O.J. Simpson took the stand this week with the hopes of getting a new trial. He reportedly begged the judge to grant him a new trial over his 2007 armed robbery case. Why? He claims his former attorney Yale Galanter provided him bad counsel.
Silly goose. O.J. seems to be operating under the unfortunate impression that his conviction of armed robbery and other charges and the 33-year prison sentence that came with it is actually about that particular incident. Everyone knows they put him in prison over that other charge from the 1990’s. Like, revenge is theirs, Mr. Simpson, and I don’t see it for you getting out anytime soon.
But you know, keep hope alive.

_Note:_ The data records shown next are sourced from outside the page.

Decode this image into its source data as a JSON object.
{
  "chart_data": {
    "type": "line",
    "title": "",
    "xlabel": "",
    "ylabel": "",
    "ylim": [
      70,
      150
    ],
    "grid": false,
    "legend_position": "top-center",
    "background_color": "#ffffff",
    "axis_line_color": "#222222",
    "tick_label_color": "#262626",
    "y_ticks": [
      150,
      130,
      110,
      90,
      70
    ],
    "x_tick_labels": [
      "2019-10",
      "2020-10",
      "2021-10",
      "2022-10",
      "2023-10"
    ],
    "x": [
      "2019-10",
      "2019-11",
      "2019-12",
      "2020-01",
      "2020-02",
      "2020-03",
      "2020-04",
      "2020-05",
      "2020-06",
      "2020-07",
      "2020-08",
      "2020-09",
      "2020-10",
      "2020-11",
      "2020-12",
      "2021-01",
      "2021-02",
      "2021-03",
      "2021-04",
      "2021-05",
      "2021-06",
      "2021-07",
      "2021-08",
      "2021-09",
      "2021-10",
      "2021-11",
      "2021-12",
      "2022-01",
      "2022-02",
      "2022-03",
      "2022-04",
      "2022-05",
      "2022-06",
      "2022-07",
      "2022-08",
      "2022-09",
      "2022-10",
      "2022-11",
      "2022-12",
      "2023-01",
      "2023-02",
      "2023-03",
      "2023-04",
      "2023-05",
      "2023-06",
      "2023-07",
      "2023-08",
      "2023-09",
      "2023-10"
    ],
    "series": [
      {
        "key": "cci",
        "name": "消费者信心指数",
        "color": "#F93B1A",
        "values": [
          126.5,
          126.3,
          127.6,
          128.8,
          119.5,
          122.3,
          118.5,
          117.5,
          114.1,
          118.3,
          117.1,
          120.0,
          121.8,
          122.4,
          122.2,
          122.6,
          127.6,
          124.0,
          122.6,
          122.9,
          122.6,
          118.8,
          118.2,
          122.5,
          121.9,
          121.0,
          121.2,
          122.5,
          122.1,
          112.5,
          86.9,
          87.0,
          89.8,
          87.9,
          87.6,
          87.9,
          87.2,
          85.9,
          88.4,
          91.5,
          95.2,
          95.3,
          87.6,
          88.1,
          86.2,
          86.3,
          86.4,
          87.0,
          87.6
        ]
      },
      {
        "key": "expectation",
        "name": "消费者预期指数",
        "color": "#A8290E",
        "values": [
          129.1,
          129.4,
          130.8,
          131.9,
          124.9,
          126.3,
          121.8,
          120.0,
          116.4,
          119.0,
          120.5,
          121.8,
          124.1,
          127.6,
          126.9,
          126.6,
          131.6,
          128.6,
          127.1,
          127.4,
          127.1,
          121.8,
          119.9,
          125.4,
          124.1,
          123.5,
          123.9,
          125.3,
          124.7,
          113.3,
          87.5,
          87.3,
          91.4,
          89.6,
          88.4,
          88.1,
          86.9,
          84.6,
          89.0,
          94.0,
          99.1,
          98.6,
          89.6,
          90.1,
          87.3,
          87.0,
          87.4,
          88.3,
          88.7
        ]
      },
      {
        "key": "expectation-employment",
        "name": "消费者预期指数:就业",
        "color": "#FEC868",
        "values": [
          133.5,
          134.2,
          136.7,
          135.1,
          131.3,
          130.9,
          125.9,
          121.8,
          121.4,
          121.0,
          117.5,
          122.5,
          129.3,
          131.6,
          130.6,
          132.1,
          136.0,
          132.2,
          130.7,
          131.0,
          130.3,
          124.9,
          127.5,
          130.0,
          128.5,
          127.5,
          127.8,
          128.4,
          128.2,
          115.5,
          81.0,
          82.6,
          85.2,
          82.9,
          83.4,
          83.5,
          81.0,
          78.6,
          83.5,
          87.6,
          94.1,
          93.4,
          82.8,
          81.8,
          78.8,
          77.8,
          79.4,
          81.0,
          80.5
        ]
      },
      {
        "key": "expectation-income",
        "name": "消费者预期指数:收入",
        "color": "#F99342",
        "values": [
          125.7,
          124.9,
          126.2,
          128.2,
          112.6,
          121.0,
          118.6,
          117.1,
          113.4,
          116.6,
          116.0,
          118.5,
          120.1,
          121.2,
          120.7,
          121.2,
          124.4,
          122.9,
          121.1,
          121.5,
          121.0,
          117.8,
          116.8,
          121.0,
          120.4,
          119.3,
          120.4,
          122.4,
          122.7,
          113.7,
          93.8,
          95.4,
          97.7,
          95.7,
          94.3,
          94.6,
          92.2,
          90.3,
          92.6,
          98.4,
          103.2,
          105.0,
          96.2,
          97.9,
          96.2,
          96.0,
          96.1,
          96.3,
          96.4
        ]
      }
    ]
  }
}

Or something.
More from TMZ:
O.J. has claimed Galanter knew about his plan to retrieve the memorabilia from the 2 memorabilia collectors … and advised O.J. not to take the stand in his defense so he wouldn’t name Galanter as a witness.
During his testimony Wednesday (May 15), a relaxed-looking O.J. explained that Galanter also failed to keep him informed about a plea deal that would have gotten him out of prison in a few years … rather than 33. Had he known he stood a chance of being convicted, O.J. said he would have insisted on testifying … and definitely would have taken the plea deal if he knew about it. But O.J. said Galanter repeatedly assured him he would never be convicted.
As for the incident itself — O.J. admitted he’d been drinking beforehand … but he wasn’t “fall-down” drunk. He also said he had no knowledge that a gun was used in any way during the incident. O.J. said he believed he was legally entitled to do what he did at the time because he didn’t do anything his lawyer told him not to do — i.e. breaking in, or using force.
To prove Galanter was aware of the plan to retrieve the items from the hotel room, O.J. said Galanter had specifically requested one of the items for himself … an old suit.
Whatever. Need I remind y’all:
Simpson was famously grilled on the stand in the 1996 civil trial when he was found liable for killing Nicole Brown Simpson and Ron Goldman — but he’s never spoken under oath in a criminal case. This was a first.